Ayhan, "Türkiye'ye aşık" olduğunu belirterek, sık sık ziyaretlerde bulunduğunu ve özellikle İstanbul ve Bodrum'a gittiğini sözlerine ekledi.
"ZİRVENİN TÜRKİYE'DE YAPILACAK OLMASI GURUR VERİCİ"Hollanda'yı temsil eden Triodor Software CEO'su Atilla Aytekin de, zirveyi, ABD'nin Müslüman ülkelere ilgisini işletmecilik ve girişimcilikle göstermesi açısından son derece olumlu bulduğunu söyledi.
"Bu organizasyonu yapmak bile ABD'nin Müslüman dünyasındaki imajı açısından bir düzeltme demektir" diyen Aytekin, son 10 yılda böyle bir adım görmediklerini ve ilk kez böyle bir mesaj verildiğini kaydetti.
Aytekin, "Bundan sonraki zirvenin Türkiye'de olması da bizim açımızdan son derece gurur vericiydi. Biz Hollanda'daki Türkler olarak Türkiye'de böyle bir şey olduğunu gördüğümüzde çok hoşumuza gidiyor" dedi.
Başbakan Recep Tayyip Erdoğan'ın bir sonraki zirveye evsahipliği yapma konusunda doğru bir teklif yaptığını belirten Aytekin, sözlerini şöyle sürdürdü:
"Girişimcilikte iki öge var. Birinci gerçekten girişimcilik, ikincisi ise Müslüman dünyası. Müslüman dünyası dediğimiz zaman, gelişen pazarlar da diyebiliriz buna. Çünkü tesadüf değil, gelişen pazarların yüzde 80'i Müslüman dünyası.
Onun için Türkiye, hem gelişen pazarların lideri olmaya oynuyor, hem de 'benim kalkınma politikam işletmecilikten, girişimcilikten yana olacaktır, sosyal politikalara yatırım yapmayalım, artık işletmeciliğe, girişimciliğe yatırım yapalım' diyor. Onun için Türkiye son derece doğru bir
seçim."
"TÜRKLERİN SEÇİLMESİ TESADÜF DEĞİL"Halkının çoğunluğu Müslüman olmamasına rağmen Hollanda'nın neden zirveye davet edildiğine yönelik bir soru üzerine Aytekin, "Olaya, sadece Müslüman ülke olarak değil, batılı ülkelerdeki azınlık girişimciler ve azınlıkların başarısı olarak da baktılar, bu da tesadüf değil. Hollanda ve Almanya gibi ülkelerden 4 başarılı Türk temsilcinin seçilmesi güzel bir gösterge bence ve kesinlikle tesadüf değil" diye konuştu.

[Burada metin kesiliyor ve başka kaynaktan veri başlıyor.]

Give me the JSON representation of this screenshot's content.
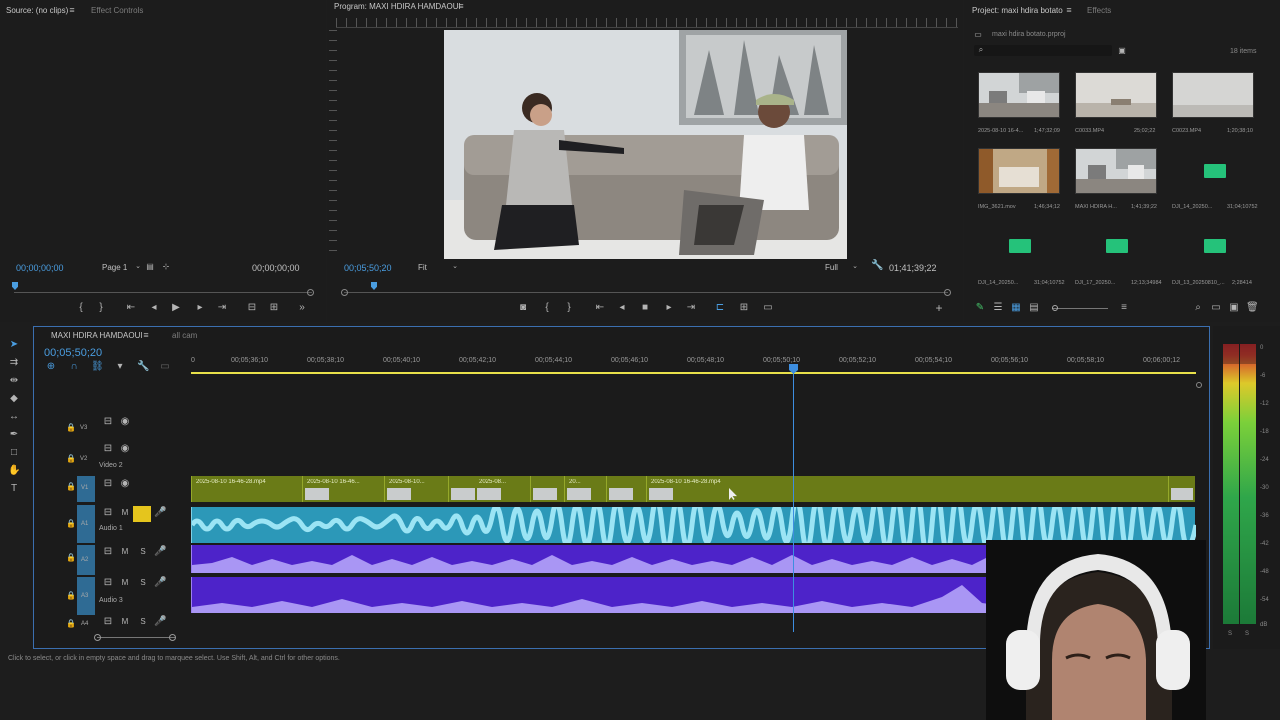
{
  "source_panel": {
    "tab_source": "Source: (no clips)",
    "tab_effect_controls": "Effect Controls",
    "timecode_left": "00;00;00;00",
    "page": "Page 1",
    "timecode_right": "00;00;00;00"
  },
  "program_panel": {
    "tab": "Program: MAXI HDIRA HAMDAOUI",
    "timecode": "00;05;50;20",
    "fit": "Fit",
    "quality": "Full",
    "duration": "01;41;39;22"
  },
  "project_panel": {
    "tab_project": "Project: maxi hdira botato",
    "tab_effects": "Effects",
    "file_name": "maxi hdira botato.prproj",
    "item_count": "18 items",
    "items": [
      {
        "name": "2025-08-10 16-4...",
        "duration": "1;47;32;09",
        "kind": "video"
      },
      {
        "name": "C0033.MP4",
        "duration": "25;02;22",
        "kind": "video"
      },
      {
        "name": "C0023.MP4",
        "duration": "1;20;38;10",
        "kind": "video"
      },
      {
        "name": "IMG_3621.mov",
        "duration": "1;46;34;12",
        "kind": "video"
      },
      {
        "name": "MAXI HDIRA H...",
        "duration": "1;41;39;22",
        "kind": "sequence"
      },
      {
        "name": "DJI_14_20250...",
        "duration": "31;04;10752",
        "kind": "audio"
      },
      {
        "name": "DJI_14_20250...",
        "duration": "31;04;10752",
        "kind": "audio"
      },
      {
        "name": "DJI_17_20250...",
        "duration": "12;13;34984",
        "kind": "audio"
      },
      {
        "name": "DJI_13_20250810_...",
        "duration": "2;28414",
        "kind": "audio"
      }
    ]
  },
  "timeline": {
    "tab_sequence": "MAXI HDIRA HAMDAOUI",
    "tab_all_cam": "all cam",
    "timecode": "00;05;50;20",
    "ruler": [
      "0",
      "00;05;36;10",
      "00;05;38;10",
      "00;05;40;10",
      "00;05;42;10",
      "00;05;44;10",
      "00;05;46;10",
      "00;05;48;10",
      "00;05;50;10",
      "00;05;52;10",
      "00;05;54;10",
      "00;05;56;10",
      "00;05;58;10",
      "00;06;00;12"
    ],
    "tracks": {
      "v3": "V3",
      "v2": "V2",
      "v2_name": "Video 2",
      "v1": "V1",
      "a1": "A1",
      "a1_name": "Audio 1",
      "a2": "A2",
      "a3": "A3",
      "a3_name": "Audio 3",
      "a4": "A4"
    },
    "video_clips": [
      "2025-08-10 16-46-28.mp4",
      "2025-08-10 16-46...",
      "2025-08-10...",
      "2025-08...",
      "20...",
      "2025-08-10 16-46-28.mp4"
    ]
  },
  "meter_labels": [
    "0",
    "-6",
    "-12",
    "-18",
    "-24",
    "-30",
    "-36",
    "-42",
    "-48",
    "-54",
    "dB"
  ],
  "meter_solo": [
    "S",
    "S"
  ],
  "status_bar": "Click to select, or click in empty space and drag to marquee select. Use Shift, Alt, and Ctrl for other options.",
  "colors": {
    "accent": "#4a9de0",
    "video_clip": "#6a7b17",
    "audio1_clip": "#2c98b8",
    "audio_clip": "#4d23c9",
    "playhead": "#3d8ee0"
  }
}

Hollanda'da en başarılı girişimcilerin Türkler olduğuna dikkati çeken Aytekin, şunları kaydetti:
"Hollanda'da entegrasyon ve katılımcılık açısından da en ileride olan Türkler. Almanya'dan gelen Yeşiller Partisi Eş Başkanı arkadaşımız var, Hollanda'da genel sekreterimiz Türk. Geçen hafta Rotterdam'ın küçük bir kasabasında Türk belediye başkanı seçildi. Bu, katılımcılık, özellikle de entegrasyon açısından Türklerin Avrupa'da sadece tek ülke olarak değil, değişik ülkelerde de önde gittiğini gösteriyor. Buraya da o nedenle davet edildik. Zaten ABD büyükelçiliği beni aradığında 'Biz Türklerin başarısını gördüğümüz için ve Hollanda'da hem girişimcilik açısından hem toplumsal yarar açısından katkınız nedeniyle sizi davet etmek istiyoruz' dediler."

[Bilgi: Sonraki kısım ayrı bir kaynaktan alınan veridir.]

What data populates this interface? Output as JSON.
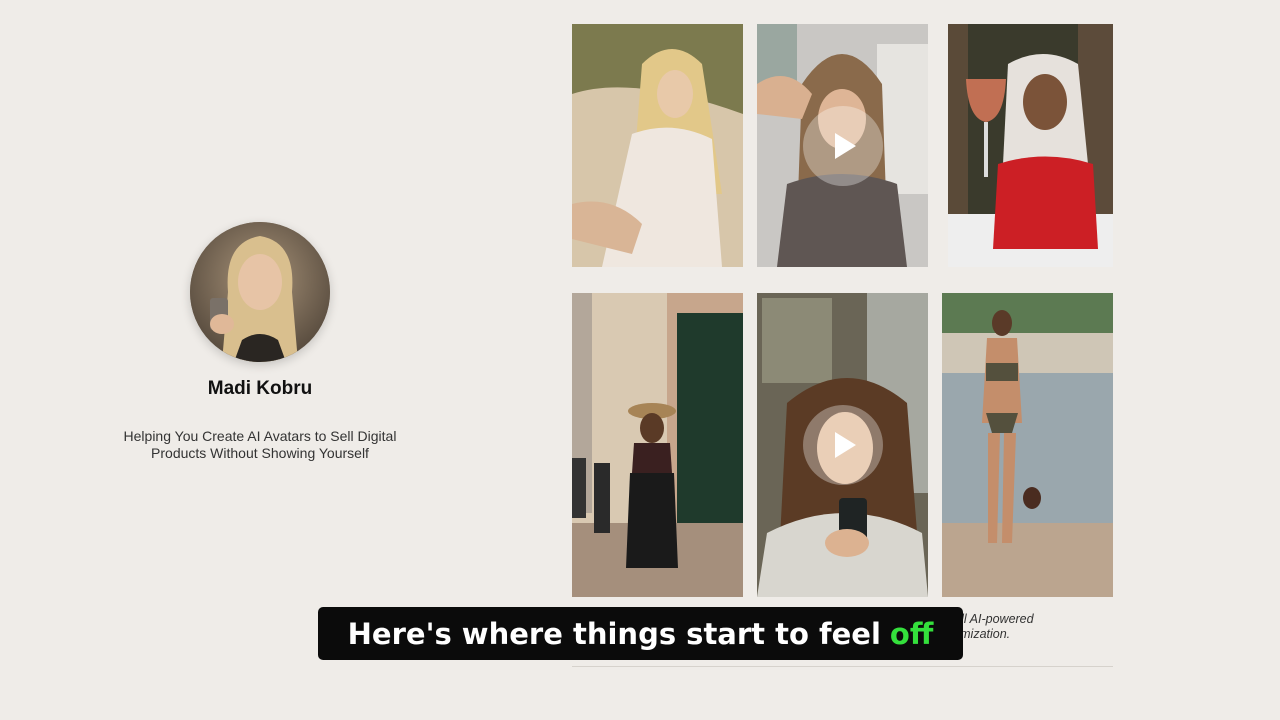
{
  "profile": {
    "name": "Madi Kobru",
    "tagline": "Helping You Create AI Avatars to Sell Digital Products Without Showing Yourself"
  },
  "gallery": {
    "tiles": [
      {
        "kind": "photo",
        "icon": "photo-beach-blonde"
      },
      {
        "kind": "video",
        "icon": "play-icon"
      },
      {
        "kind": "photo",
        "icon": "photo-wine-glass"
      },
      {
        "kind": "photo",
        "icon": "photo-street-walk"
      },
      {
        "kind": "video",
        "icon": "play-icon"
      },
      {
        "kind": "photo",
        "icon": "photo-beach-bikini"
      }
    ],
    "caption_line1": "ey are still AI-powered",
    "caption_line2": "d customization."
  },
  "subtitle": {
    "text": "Here's where things start to feel",
    "highlight": "off",
    "highlight_color": "#34e03c"
  },
  "colors": {
    "background": "#efece8",
    "subtitle_bg": "#0b0b0b"
  }
}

Girişimcilerin yalnızca ekonomileri değil toplumları de geliştirdiğine dikkati çeken Aytekin, 150 kişilik şirketinde 100 Hollandalının çalıştığını örnek vererek, "Beraber çalışmak kadar entegrasyonu ve karşılıklı iyi anlaşmayı teşvik eden başka bir şey yoktur" dedi.
Kendisinin "Hollanda Rüyası" diye bir kitap yazdığını ve bu adı bir vakfa da verdiklerini anlatan Aytekin, "Bu Hollanda basınında da çok yankı buldu. Artık Türkler kendi rüyamızı alıp başarılı oluyor dediler. İsmim belirlenirken bu da çok dikkat çeken bir unsur olmuş" diye konuştu.
"AMERİKALILAR ARTIK KOBİ'LERE YATIRIM YAPMAK İSTİYOR"
Zirveyle, ABD'nin "artık yatırım sermayesini somut olarak İslam dünyasına açtığını" gözlemlediğini ifade eden Aytekin, "Eskiden İslam dünyasına biraz daha temkinli bakıyorlardı. Ama son 2 gündür görüyorum ki bunu değiştiriyorlar, teşvik ediyorlar" dedi.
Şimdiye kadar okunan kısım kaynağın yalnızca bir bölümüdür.